Ohio Legislative Service Commission

 

 

Terry Steele

Fiscal Note & Local Impact Statement

Bill:

H.B. 471 of the 128th G.A.

Date:

June 2, 2010

Status:

As Introduced

Sponsor:

Rep. Chandler

Local Impact Statement Procedure RequiredNo — Permissive

 

Contents:

Permits political subdivisions to create transfer of development rights (TDR) programs

 


State Fiscal Highlights

·         No direct fiscal effect on the state.

Local Fiscal Highlights

·         The bill permits townships, counties, and combinations of political subdivisions to establish transfer of development rights (TDR) programs, referred to as "TDR banks" under the bill.  Political subdivisions that opt to create TDR banks will incur new expenses, depending on the scope and complexity of the programs.

·         The bill permits counties or townships to create TDR bank funds to pay for TDR purchases and program operating expenses.  If two or more political subdivisions agree to operate a joint TDR, a TDR bank fund must be created.  


 

 

Detailed Fiscal Analysis

The bill provides for counties, townships, or combinations of counties, townships, and municipal corporations to adopt regulations allowing for the creation of transfer of development rights (TDR) programs within their zoning codes.  TDR programs permit a development right to be assigned to property in an area designated as a "sending area."  That development right can be transferred for application and use to property in a designated "receiving area."  The bill also permits these political subdivisions to establish a TDR bank fund to serve as an operating account for these TDR programs.  The bill requires a TDR bank fund if the program is jointly operated among political subdivisions.  Overall, political subdivisions that choose to establish TDRs are likely to incur new administrative expenses for operating these programs.

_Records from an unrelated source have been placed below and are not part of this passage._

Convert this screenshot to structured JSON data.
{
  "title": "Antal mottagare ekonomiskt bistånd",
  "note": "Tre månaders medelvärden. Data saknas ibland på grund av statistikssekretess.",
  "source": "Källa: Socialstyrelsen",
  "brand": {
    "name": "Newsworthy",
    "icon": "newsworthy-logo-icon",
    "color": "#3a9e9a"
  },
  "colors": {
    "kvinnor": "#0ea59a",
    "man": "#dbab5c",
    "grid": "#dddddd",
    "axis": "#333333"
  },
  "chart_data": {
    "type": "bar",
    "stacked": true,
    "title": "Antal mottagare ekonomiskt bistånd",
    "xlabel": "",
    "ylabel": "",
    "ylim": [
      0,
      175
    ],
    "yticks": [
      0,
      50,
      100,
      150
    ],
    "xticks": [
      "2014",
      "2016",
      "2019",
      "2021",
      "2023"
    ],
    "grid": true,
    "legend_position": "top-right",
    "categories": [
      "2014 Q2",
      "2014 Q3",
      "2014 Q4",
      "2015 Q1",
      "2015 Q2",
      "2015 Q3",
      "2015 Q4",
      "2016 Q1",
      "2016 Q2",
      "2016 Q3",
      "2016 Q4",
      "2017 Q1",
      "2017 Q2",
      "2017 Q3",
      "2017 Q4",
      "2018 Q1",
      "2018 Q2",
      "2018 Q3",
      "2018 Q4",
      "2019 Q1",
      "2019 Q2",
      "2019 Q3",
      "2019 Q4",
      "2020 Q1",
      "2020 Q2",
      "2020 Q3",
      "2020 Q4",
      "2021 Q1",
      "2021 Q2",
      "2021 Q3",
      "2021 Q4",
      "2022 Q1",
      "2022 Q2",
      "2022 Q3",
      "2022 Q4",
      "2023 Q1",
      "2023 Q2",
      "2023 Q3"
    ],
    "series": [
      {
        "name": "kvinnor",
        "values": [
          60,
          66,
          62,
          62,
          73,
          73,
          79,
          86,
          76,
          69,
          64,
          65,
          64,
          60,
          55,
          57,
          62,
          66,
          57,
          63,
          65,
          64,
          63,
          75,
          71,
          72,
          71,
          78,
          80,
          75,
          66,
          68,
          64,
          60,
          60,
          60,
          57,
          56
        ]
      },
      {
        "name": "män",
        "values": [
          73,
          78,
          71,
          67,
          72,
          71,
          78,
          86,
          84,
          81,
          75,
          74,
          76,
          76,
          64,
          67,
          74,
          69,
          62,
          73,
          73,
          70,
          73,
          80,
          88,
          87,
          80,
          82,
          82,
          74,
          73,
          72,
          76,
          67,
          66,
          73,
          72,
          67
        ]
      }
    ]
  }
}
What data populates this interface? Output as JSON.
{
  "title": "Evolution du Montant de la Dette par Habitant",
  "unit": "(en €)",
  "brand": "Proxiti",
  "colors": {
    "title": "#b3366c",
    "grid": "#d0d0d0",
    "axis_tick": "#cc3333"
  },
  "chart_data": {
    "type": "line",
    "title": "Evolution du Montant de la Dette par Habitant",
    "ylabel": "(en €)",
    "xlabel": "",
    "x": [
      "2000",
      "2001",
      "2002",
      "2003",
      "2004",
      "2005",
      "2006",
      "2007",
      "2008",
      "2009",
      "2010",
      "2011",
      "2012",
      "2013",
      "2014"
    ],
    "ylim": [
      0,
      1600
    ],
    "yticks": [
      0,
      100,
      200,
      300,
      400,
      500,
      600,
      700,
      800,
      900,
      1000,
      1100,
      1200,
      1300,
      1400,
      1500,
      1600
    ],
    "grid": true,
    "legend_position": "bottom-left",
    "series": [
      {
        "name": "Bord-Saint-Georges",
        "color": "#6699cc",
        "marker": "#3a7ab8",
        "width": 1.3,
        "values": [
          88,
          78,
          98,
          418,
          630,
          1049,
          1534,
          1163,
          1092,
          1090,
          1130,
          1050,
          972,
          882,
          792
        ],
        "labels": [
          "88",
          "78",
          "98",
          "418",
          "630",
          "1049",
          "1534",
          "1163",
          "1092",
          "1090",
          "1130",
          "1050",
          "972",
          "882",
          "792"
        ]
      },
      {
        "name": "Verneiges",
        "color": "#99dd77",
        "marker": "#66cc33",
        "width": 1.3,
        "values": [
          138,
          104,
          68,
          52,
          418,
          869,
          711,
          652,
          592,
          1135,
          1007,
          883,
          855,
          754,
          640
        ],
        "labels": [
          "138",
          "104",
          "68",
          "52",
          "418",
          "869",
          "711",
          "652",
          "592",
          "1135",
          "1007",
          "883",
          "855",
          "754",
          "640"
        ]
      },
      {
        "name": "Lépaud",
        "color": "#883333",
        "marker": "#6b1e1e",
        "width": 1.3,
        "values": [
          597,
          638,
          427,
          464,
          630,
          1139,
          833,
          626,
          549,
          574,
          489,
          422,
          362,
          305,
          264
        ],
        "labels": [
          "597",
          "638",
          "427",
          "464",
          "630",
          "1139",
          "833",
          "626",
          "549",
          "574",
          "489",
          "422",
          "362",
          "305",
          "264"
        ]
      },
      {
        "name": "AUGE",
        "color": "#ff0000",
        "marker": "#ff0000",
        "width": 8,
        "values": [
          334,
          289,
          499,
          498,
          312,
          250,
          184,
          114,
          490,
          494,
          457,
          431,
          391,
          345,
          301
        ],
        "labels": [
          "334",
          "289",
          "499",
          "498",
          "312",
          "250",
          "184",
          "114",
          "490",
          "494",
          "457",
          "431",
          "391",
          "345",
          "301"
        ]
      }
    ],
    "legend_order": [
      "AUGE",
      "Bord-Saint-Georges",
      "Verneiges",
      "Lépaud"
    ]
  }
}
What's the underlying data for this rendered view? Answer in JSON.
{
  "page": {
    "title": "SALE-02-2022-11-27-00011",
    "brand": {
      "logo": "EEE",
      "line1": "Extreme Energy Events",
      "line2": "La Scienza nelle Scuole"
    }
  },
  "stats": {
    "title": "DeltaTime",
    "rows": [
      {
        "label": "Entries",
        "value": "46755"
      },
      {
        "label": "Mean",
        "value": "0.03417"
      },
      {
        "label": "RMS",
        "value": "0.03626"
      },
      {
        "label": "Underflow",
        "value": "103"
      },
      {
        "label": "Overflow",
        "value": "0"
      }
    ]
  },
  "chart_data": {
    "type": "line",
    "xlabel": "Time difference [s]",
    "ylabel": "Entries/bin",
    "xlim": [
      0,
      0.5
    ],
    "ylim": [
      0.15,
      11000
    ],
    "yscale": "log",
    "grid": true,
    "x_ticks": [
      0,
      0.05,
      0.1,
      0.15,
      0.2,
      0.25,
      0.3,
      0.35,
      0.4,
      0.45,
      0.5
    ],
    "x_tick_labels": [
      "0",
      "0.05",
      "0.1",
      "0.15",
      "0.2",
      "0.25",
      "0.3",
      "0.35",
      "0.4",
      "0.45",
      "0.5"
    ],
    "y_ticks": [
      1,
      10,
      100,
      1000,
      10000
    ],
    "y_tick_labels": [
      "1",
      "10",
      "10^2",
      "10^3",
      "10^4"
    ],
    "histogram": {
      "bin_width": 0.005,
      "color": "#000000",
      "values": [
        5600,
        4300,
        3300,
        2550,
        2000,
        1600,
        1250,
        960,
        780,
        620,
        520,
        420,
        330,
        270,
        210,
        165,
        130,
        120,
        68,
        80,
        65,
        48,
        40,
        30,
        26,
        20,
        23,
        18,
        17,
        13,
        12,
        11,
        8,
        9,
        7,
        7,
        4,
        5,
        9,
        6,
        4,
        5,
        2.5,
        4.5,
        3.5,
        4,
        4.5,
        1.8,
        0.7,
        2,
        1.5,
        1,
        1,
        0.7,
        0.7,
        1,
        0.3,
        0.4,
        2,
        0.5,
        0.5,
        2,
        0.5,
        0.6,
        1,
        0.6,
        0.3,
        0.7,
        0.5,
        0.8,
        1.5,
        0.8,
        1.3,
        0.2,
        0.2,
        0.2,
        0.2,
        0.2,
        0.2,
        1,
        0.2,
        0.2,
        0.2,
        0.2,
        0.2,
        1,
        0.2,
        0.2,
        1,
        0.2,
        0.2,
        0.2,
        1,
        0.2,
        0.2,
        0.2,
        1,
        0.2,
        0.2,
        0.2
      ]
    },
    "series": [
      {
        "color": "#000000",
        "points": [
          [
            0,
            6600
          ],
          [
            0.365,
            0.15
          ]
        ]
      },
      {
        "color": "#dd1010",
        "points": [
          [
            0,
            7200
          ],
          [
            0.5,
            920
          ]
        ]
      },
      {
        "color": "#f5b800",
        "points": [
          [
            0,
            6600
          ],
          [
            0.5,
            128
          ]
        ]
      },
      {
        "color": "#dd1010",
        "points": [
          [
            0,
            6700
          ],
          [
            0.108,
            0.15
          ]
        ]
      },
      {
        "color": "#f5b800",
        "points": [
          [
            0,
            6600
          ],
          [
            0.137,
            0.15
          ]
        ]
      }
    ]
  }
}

TDR programs are primarily aimed at the preservation of agricultural areas and the control of growth in particular areas.  They can be more complicated and expensive to implement than traditional zoning plans.  Much of the additional work is related to evaluating the land to be included within a TDR program, monitoring deed restrictions, and preparing or reviewing documentation related to easements.  The overall costs vary depending upon the amount of land involved and the number of individuals seeking to buy or sell development rights.  Program complexity, adjustments to utility service plans, any real estate market analysis required to determine the value of the development rights, and modifications to capital improvement plans that are affected by TDR programs can also add cost.  Local governments can also incur costs for purchasing development rights in instances where the rights are not purchased by developers.